3. In this liturgical season of Christmas, the Gospels of Matthew and Luke introduce us to some people whose behavior towards the newborn Jesus is particularly exemplary for us: the mysterious Wise Men, with the richness of their culture, attentive and sensitive to the signs of transcendence; the poor shepherds watching over their flock, prompt and obedient to the announcement of the Angels; Joseph, the just man, who in static dream is continually listening to the will of the Eternal God; and, above all, Mary, the Virgin Mother who entrusts herself to God completely, pronounces the ‘fiat’ and conceives in her womb the Son of the Most High to offer and give him to men.
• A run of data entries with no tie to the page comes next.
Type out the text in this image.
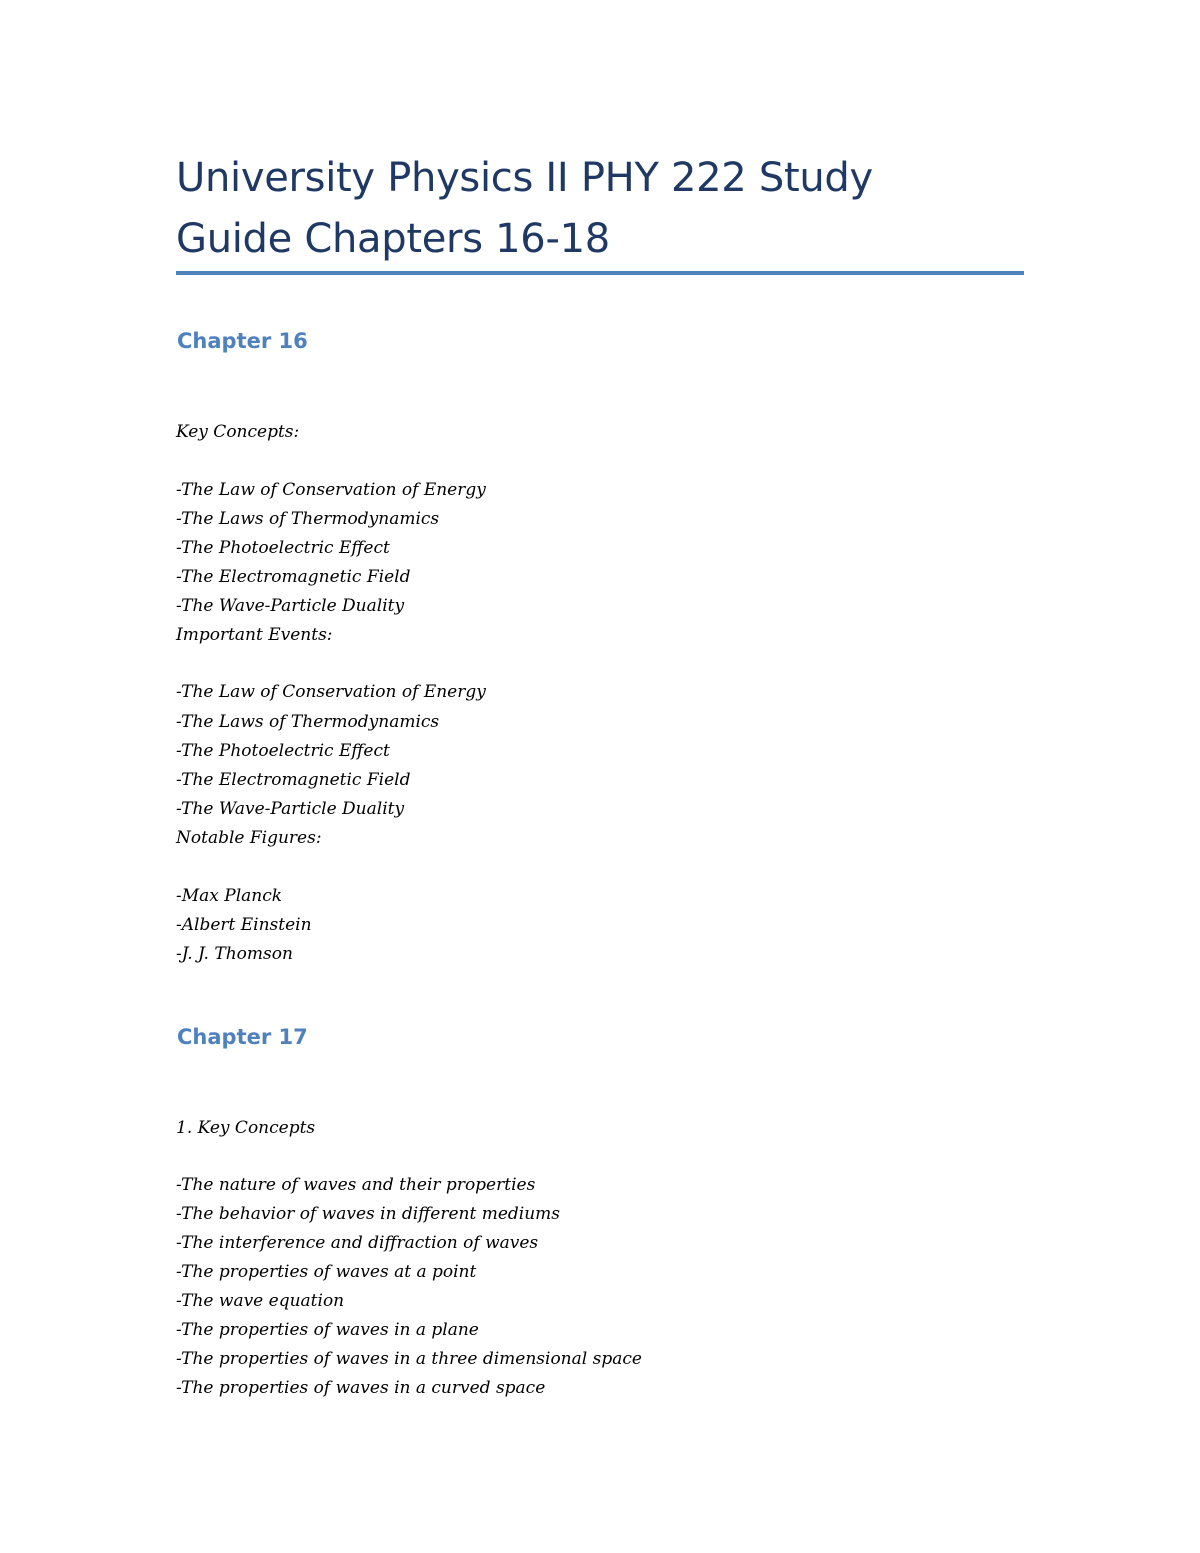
University Physics II PHY 222 Study
Guide Chapters 16-18
Chapter 16
Key Concepts:
-The Law of Conservation of Energy
-The Laws of Thermodynamics
-The Photoelectric Effect
-The Electromagnetic Field
-The Wave-Particle Duality
Important Events:
-The Law of Conservation of Energy
-The Laws of Thermodynamics
-The Photoelectric Effect
-The Electromagnetic Field
-The Wave-Particle Duality
Notable Figures:
-Max Planck
-Albert Einstein
-J. J. Thomson
Chapter 17
1. Key Concepts
-The nature of waves and their properties
-The behavior of waves in different mediums
-The interference and diffraction of waves
-The properties of waves at a point
-The wave equation
-The properties of waves in a plane
-The properties of waves in a three dimensional space
-The properties of waves in a curved space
To her in a special way, dear brothers and sisters, I entrust you and I entrust your generous commitment, so that, in perfect and harmonious adherence to the Church, and always under the pastoral direction of the bishops, you may make a personal contribution to the fundamental work of catechesis, acting carefully that you do not transmit your doctrine or that of another teacher, but ‘the teaching of Jesus Christ, the Truth that He communicates or, more exactly, the Truth that He is.’ (Catechesi Tradendae, 6)

With these wishes and as a sign of my affection I cordially impart to you the Apostolic Blessing.”

(*) Cfr. «L’Osservatore Romano», 7-8 January 1982.